Prior to the first trimester of a pregnancy, Roe v. Wade stated, "the abortion decision and its effucation must be left to the medical judgment of the pregnant woman’s attending physician." After the first trimester, the decision allowed the state to regulate abortion "for the preservation of the life or health of the mother."
Proponents of HB 1215 hope to induce a new decision under the current, conservative court. But opponents of HB1215 collected signatures for a referendum, taking their chances with the people of South Dakota rather than bringing a case before the Supreme Court.
HB1215 is constructed around the findings of a 72-page report by the South Dakota Task Force to Study Abortion (SDTFSA), which outlined an argument peppered with testimonies that a fetus is a complete human being and claims that women who have abortions suffer major psychological consequences.
The SDTFSA report claims testimony from a series of experts proves that a fetus is alive and fully human from conception: "It can no longer be doubted that the unborn child from the moment of conception is a whole separate human being."
Ignore for a moment the presumptuous nature of this claim. Disregard the fallacy of ever asserting that science, which is based on a foundation of doubt and the careful consideration of all claims, has made a definitive conclusion regarding the status of a fetus.
Critics challenge the legitimacy of SDTFSA’s scientific findings in even simpler terms: good-old-fashioned political skewing.
Kate Looby, director of Planned Parenthood of Minnesota, North Dakota and South Dakota, who gave testimony to the task force, said paragraphs and sentences were chopped from the document approved at a SDTFSA meeting in December 2005.
Overlaying the report’s questionable scientific claims, its language effectively downplays the capacity of women to decide for themselves whether abortion is appropriate.
Abortion and the doctors who perform them, the report finds, deny women a "constitutionally protected relationship" with their "unborn child." One would suppose, by the language employed, that doctors were performing abortions on helpless unsuspecting patients, wresting away their control.
Similarly, the report admonishes Planned Parenthood, stating that the organization’s descriptions of the abortion make no reference to the presence of the fetus ("unborn child," again). It is difficult to fathom that any woman would be unaware of that presence.
Abortion is not the ideal end to pregnancy.

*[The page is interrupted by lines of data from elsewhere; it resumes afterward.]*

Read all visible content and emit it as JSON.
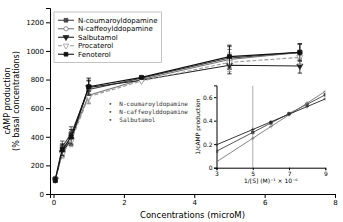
{
  "chart_data": [
    {
      "type": "line",
      "xlabel": "Concentrations (microM)",
      "ylabel": "cAMP production\n(% basal concentrations)",
      "xlim": [
        -0.1,
        8
      ],
      "ylim": [
        0,
        1300
      ],
      "xticks": [
        0,
        2,
        4,
        6,
        8
      ],
      "yticks": [
        0,
        200,
        400,
        600,
        800,
        1000,
        1200
      ],
      "legend": "upper left",
      "x": [
        0.05,
        0.25,
        0.5,
        1.0,
        2.5,
        5.0,
        7.0
      ],
      "series": [
        {
          "name": "N-coumaroyldopamine",
          "color": "#444444",
          "marker": "square",
          "line_style": "solid",
          "values": [
            100,
            330,
            420,
            730,
            810,
            950,
            990
          ],
          "errors": [
            15,
            40,
            50,
            60,
            0,
            80,
            60
          ]
        },
        {
          "name": "N-caffeoylddopamine",
          "color": "#777777",
          "marker": "circle-open",
          "line_style": "solid",
          "values": [
            100,
            300,
            390,
            690,
            800,
            940,
            990
          ],
          "errors": [
            15,
            35,
            45,
            55,
            0,
            70,
            55
          ]
        },
        {
          "name": "Salbutamol",
          "color": "#222222",
          "marker": "triangle-down",
          "line_style": "solid",
          "values": [
            100,
            290,
            380,
            745,
            795,
            900,
            895
          ],
          "errors": [
            15,
            30,
            40,
            50,
            0,
            60,
            50
          ]
        },
        {
          "name": "Procaterol",
          "color": "#999999",
          "marker": "triangle-down-open",
          "line_style": "dashed",
          "values": [
            100,
            280,
            370,
            680,
            790,
            920,
            955
          ],
          "errors": [
            15,
            30,
            40,
            50,
            0,
            65,
            50
          ]
        },
        {
          "name": "Fenoterol",
          "color": "#111111",
          "marker": "square",
          "line_style": "solid",
          "values": [
            100,
            310,
            400,
            750,
            815,
            960,
            990
          ],
          "errors": [
            20,
            40,
            50,
            60,
            0,
            80,
            60
          ]
        }
      ]
    },
    {
      "type": "line",
      "xlabel": "1/[S] (M)⁻¹ × 10⁻⁶",
      "ylabel": "1/cAMP production",
      "xlim": [
        3,
        9
      ],
      "ylim": [
        0,
        0.7
      ],
      "xticks": [
        3,
        5,
        7,
        9
      ],
      "yticks": [
        0,
        0.2,
        0.4,
        0.6
      ],
      "vline": 5,
      "legend": "left",
      "x": [
        3,
        5,
        6,
        7,
        8,
        9
      ],
      "series": [
        {
          "name": "•  N-coumaroyldopamine",
          "color": "#444444",
          "marker": "square",
          "values": [
            0.14,
            0.3,
            0.38,
            0.46,
            0.54,
            0.62
          ]
        },
        {
          "name": "•  N-caffeoylddopamine",
          "color": "#777777",
          "marker": "plus",
          "values": [
            0.05,
            0.25,
            0.35,
            0.45,
            0.55,
            0.65
          ]
        },
        {
          "name": "•  Salbutamol",
          "color": "#222222",
          "marker": "plus",
          "values": [
            0.195,
            0.325,
            0.39,
            0.455,
            0.52,
            0.585
          ]
        }
      ]
    }
  ]
}
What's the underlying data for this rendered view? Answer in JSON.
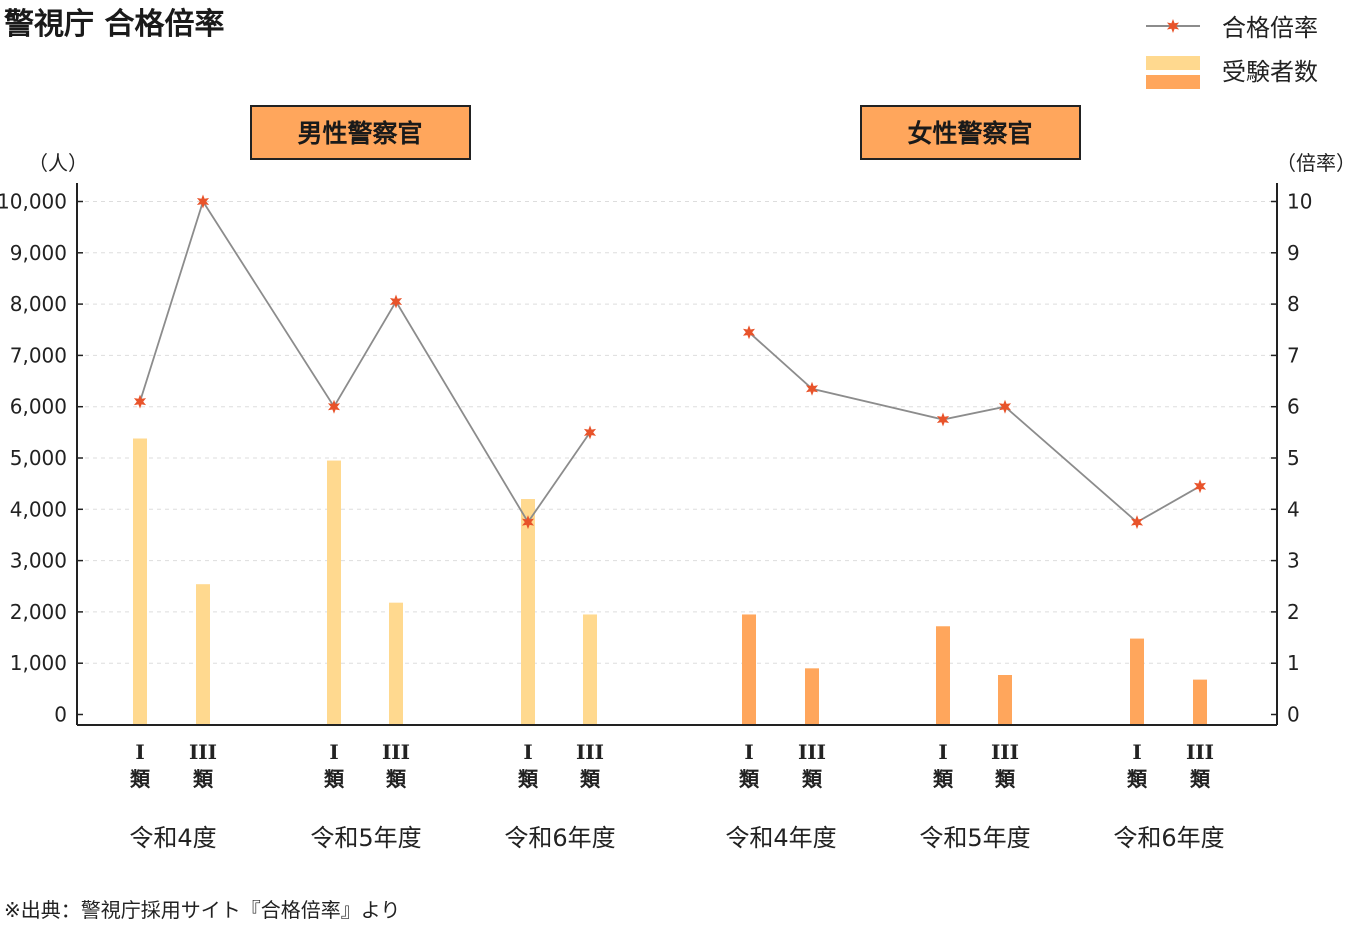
{
  "title": "警視庁 合格倍率",
  "legend": {
    "ratio": "合格倍率",
    "examinees": "受験者数"
  },
  "left_unit": "（人）",
  "right_unit": "（倍率）",
  "source": "※出典：警視庁採用サイト『合格倍率』より",
  "colors": {
    "male_bar": "#ffd98f",
    "female_bar": "#ffa65c",
    "line": "#8c8c8c",
    "marker": "#e8532a",
    "box": "#ffa65c"
  },
  "chart_data": {
    "type": "bar",
    "ylim": [
      0,
      10000
    ],
    "y2lim": [
      0,
      10
    ],
    "yticks": [
      "0",
      "1,000",
      "2,000",
      "3,000",
      "4,000",
      "5,000",
      "6,000",
      "7,000",
      "8,000",
      "9,000",
      "10,000"
    ],
    "y2ticks": [
      "0",
      "1",
      "2",
      "3",
      "4",
      "5",
      "6",
      "7",
      "8",
      "9",
      "10"
    ],
    "grid": true,
    "legend_position": "top-right",
    "panels": [
      {
        "label": "男性警察官",
        "groups": [
          {
            "label": "令和4度",
            "categories": [
              {
                "top": "I",
                "bottom": "類"
              },
              {
                "top": "III",
                "bottom": "類"
              }
            ],
            "examinees": [
              5380,
              2540
            ],
            "ratio": [
              6.1,
              10.0
            ]
          },
          {
            "label": "令和5年度",
            "categories": [
              {
                "top": "I",
                "bottom": "類"
              },
              {
                "top": "III",
                "bottom": "類"
              }
            ],
            "examinees": [
              4950,
              2180
            ],
            "ratio": [
              6.0,
              8.05
            ]
          },
          {
            "label": "令和6年度",
            "categories": [
              {
                "top": "I",
                "bottom": "類"
              },
              {
                "top": "III",
                "bottom": "類"
              }
            ],
            "examinees": [
              4200,
              1950
            ],
            "ratio": [
              3.75,
              5.5
            ]
          }
        ]
      },
      {
        "label": "女性警察官",
        "groups": [
          {
            "label": "令和4年度",
            "categories": [
              {
                "top": "I",
                "bottom": "類"
              },
              {
                "top": "III",
                "bottom": "類"
              }
            ],
            "examinees": [
              1950,
              900
            ],
            "ratio": [
              7.45,
              6.35
            ]
          },
          {
            "label": "令和5年度",
            "categories": [
              {
                "top": "I",
                "bottom": "類"
              },
              {
                "top": "III",
                "bottom": "類"
              }
            ],
            "examinees": [
              1720,
              770
            ],
            "ratio": [
              5.75,
              6.0
            ]
          },
          {
            "label": "令和6年度",
            "categories": [
              {
                "top": "I",
                "bottom": "類"
              },
              {
                "top": "III",
                "bottom": "類"
              }
            ],
            "examinees": [
              1480,
              680
            ],
            "ratio": [
              3.75,
              4.45
            ]
          }
        ]
      }
    ]
  }
}
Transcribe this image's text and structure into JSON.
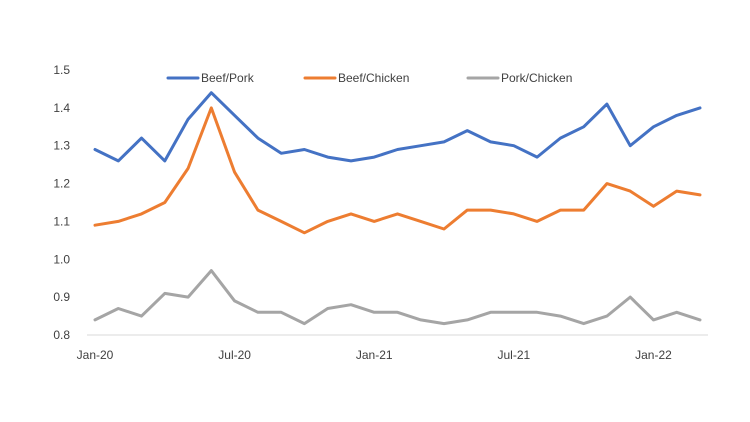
{
  "chart_data": {
    "type": "line",
    "title": "",
    "xlabel": "",
    "ylabel": "",
    "ylim": [
      0.8,
      1.5
    ],
    "yticks": [
      "1.5",
      "1.4",
      "1.3",
      "1.2",
      "1.1",
      "1.0",
      "0.9",
      "0.8"
    ],
    "x": [
      "Jan-20",
      "Feb-20",
      "Mar-20",
      "Apr-20",
      "May-20",
      "Jun-20",
      "Jul-20",
      "Aug-20",
      "Sep-20",
      "Oct-20",
      "Nov-20",
      "Dec-20",
      "Jan-21",
      "Feb-21",
      "Mar-21",
      "Apr-21",
      "May-21",
      "Jun-21",
      "Jul-21",
      "Aug-21",
      "Sep-21",
      "Oct-21",
      "Nov-21",
      "Dec-21",
      "Jan-22",
      "Feb-22",
      "Mar-22"
    ],
    "xtick_labels": [
      "Jan-20",
      "Jul-20",
      "Jan-21",
      "Jul-21",
      "Jan-22"
    ],
    "grid": false,
    "legend_position": "top",
    "series": [
      {
        "name": "Beef/Pork",
        "color": "#4472C4",
        "values": [
          1.29,
          1.26,
          1.32,
          1.26,
          1.37,
          1.44,
          1.38,
          1.32,
          1.28,
          1.29,
          1.27,
          1.26,
          1.27,
          1.29,
          1.3,
          1.31,
          1.34,
          1.31,
          1.3,
          1.27,
          1.32,
          1.35,
          1.41,
          1.3,
          1.35,
          1.38,
          1.4
        ]
      },
      {
        "name": "Beef/Chicken",
        "color": "#ED7D31",
        "values": [
          1.09,
          1.1,
          1.12,
          1.15,
          1.24,
          1.4,
          1.23,
          1.13,
          1.1,
          1.07,
          1.1,
          1.12,
          1.1,
          1.12,
          1.1,
          1.08,
          1.13,
          1.13,
          1.12,
          1.1,
          1.13,
          1.13,
          1.2,
          1.18,
          1.14,
          1.18,
          1.17
        ]
      },
      {
        "name": "Pork/Chicken",
        "color": "#A5A5A5",
        "values": [
          0.84,
          0.87,
          0.85,
          0.91,
          0.9,
          0.97,
          0.89,
          0.86,
          0.86,
          0.83,
          0.87,
          0.88,
          0.86,
          0.86,
          0.84,
          0.83,
          0.84,
          0.86,
          0.86,
          0.86,
          0.85,
          0.83,
          0.85,
          0.9,
          0.84,
          0.86,
          0.84
        ]
      }
    ]
  }
}
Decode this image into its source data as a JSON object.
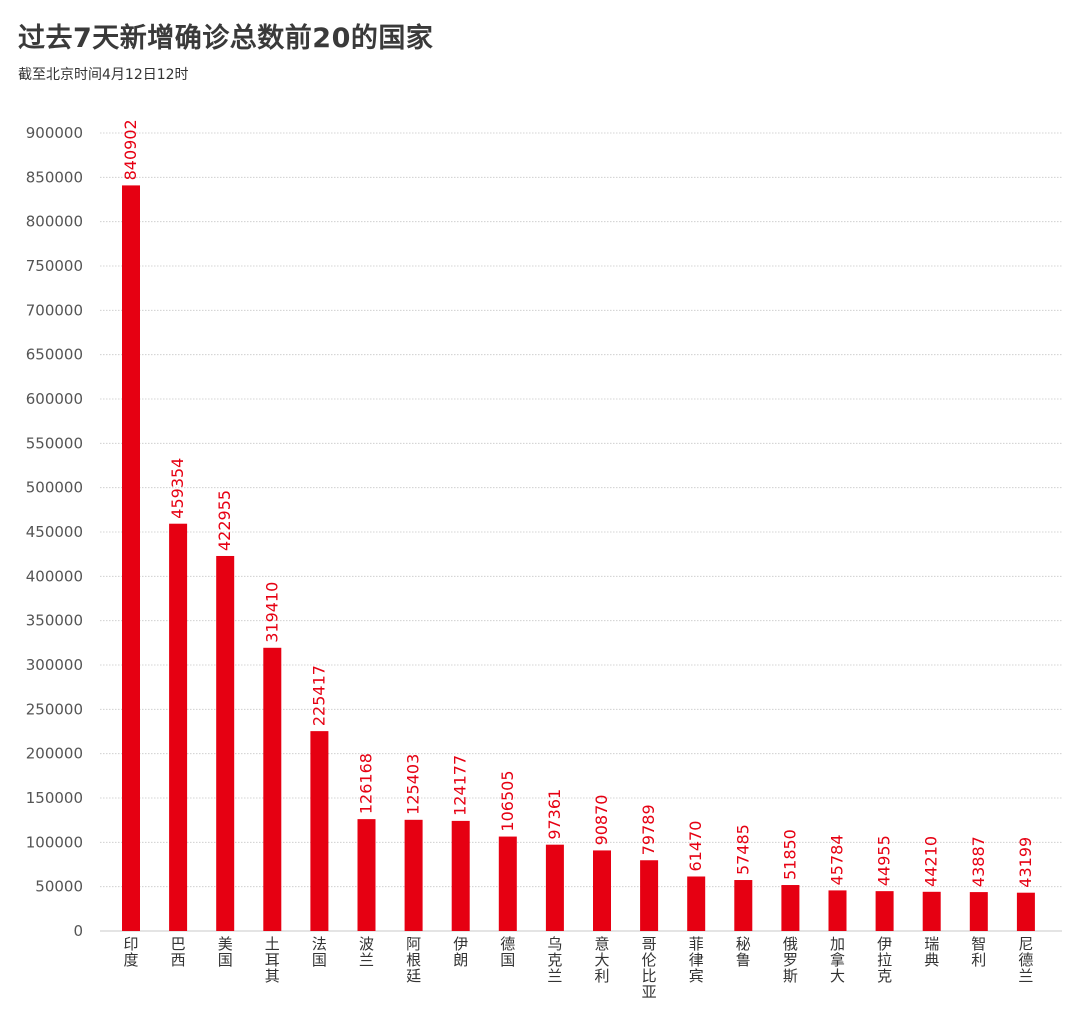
{
  "header": {
    "title": "过去7天新增确诊总数前20的国家",
    "subtitle": "截至北京时间4月12日12时"
  },
  "colors": {
    "bar": "#e60012",
    "grid": "#c8c8c8",
    "text": "#333333"
  },
  "chart_data": {
    "type": "bar",
    "title": "过去7天新增确诊总数前20的国家",
    "subtitle": "截至北京时间4月12日12时",
    "categories": [
      "印度",
      "巴西",
      "美国",
      "土耳其",
      "法国",
      "波兰",
      "阿根廷",
      "伊朗",
      "德国",
      "乌克兰",
      "意大利",
      "哥伦比亚",
      "菲律宾",
      "秘鲁",
      "俄罗斯",
      "加拿大",
      "伊拉克",
      "瑞典",
      "智利",
      "尼德兰"
    ],
    "values": [
      840902,
      459354,
      422955,
      319410,
      225417,
      126168,
      125403,
      124177,
      106505,
      97361,
      90870,
      79789,
      61470,
      57485,
      51850,
      45784,
      44955,
      44210,
      43887,
      43199
    ],
    "yticks": [
      0,
      50000,
      100000,
      150000,
      200000,
      250000,
      300000,
      350000,
      400000,
      450000,
      500000,
      550000,
      600000,
      650000,
      700000,
      750000,
      800000,
      850000,
      900000
    ],
    "ylim": [
      0,
      900000
    ],
    "xlabel": "",
    "ylabel": "",
    "grid": true,
    "data_labels": true
  }
}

Ideally, women who become pregnant would always do so of their own will. Ideally, rape would never occur. Ideally, children would never be born with debilitating degenerative diseases. The world has never been ideal.
Voters in South Dakota have an opportunity to overturn the specious moralizing of HB1215, without intervention from the Supreme Court.
New versions of the law will likely appear on the South Dakota ballot loosening some of the original restrictions of HB1215. The debate is interminable, but that’s no reason to give up.